2.2 Cuando la Iglesia celebra la Eucaristía, memorial de la muerte y resurrección de su Señor, se hace realmente presente este acontecimiento central de salvación y "se realiza la obra de nuestra redención". Este sacrificio es tan decisivo para la salvación del género humano, que Jesucristo lo ha realizado y ha vuelto al Padre sólo después de habernos dejado el medio para participar de él, como si hubiéramos estado presentes. Así, todo fiel puede tomar parte en él, obteniendo frutos inagotablemente. Ésta es la fe de la que han vivido a lo largo de los siglos las generaciones cristianas. Ésta es la fe que el Magisterio de la Iglesia ha reiterado continuamente con gozosa gratitud por tan inestimable don. Deseo, una vez más, llamar la atención sobre esta verdad, poniéndome con vosotros, mis queridos hermanos y hermanas, en adoración delante de este Misterio: Misterio grande, Misterio de misericordia. ¿Qué más podía hacer Jesús por nosotros? Verdaderamente, en la Eucaristía nos muestra un amor que llega "hasta el extremo" (Jn 13, 1), un amor que no conoce medida.

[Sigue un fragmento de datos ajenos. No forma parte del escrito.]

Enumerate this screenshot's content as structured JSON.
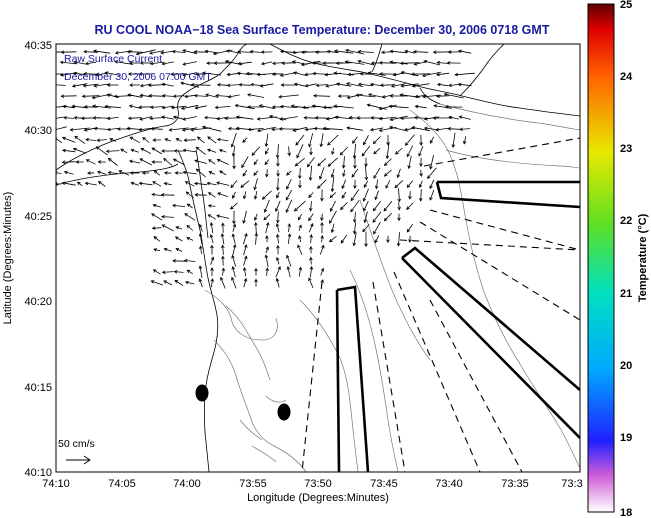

2.3 La eficacia salvífica del sacrificio se realiza plenamente cuando se comulga recibiendo el cuerpo y la sangre del Señor. De por sí, el sacrificio eucarístico se orienta a la íntima unión de nosotros, los fieles, con Cristo mediante la comunión: le recibimos a Él mismo, que se ha ofrecido por nosotros; su cuerpo, que Él ha entregado por nosotros en la Cruz; su sangre, "derramada por muchos para perdón de los pecados" (Mt 26, 28). Recordemos sus palabras: "Lo mismo que el Padre, que vive, me ha enviado y yo vivo por el Padre, también el que me coma vivirá por mí" (Jn 6, 57). Jesús mismo nos asegura que esta unión, que Él pone en relación con la vida trinitaria, se realiza efectivamente. La Eucaristía es verdadero banquete, en el cual Cristo se ofrece como alimento. Cuando Jesús anuncia por primera vez esta comida, los oyentes se quedan asombrados y confusos, obligando al Maestro a recalcar la verdad objetiva de sus palabras: "En verdad, en verdad os digo: si no coméis la carne del Hijo del hombre, y no bebéis su sangre, no tendréis vida en vosotros" (Jn 6, 53). No se trata de un alimento metafórico: "Mi carne es verdadera comida y mi sangre verdadera bebida" (Jn 6, 55).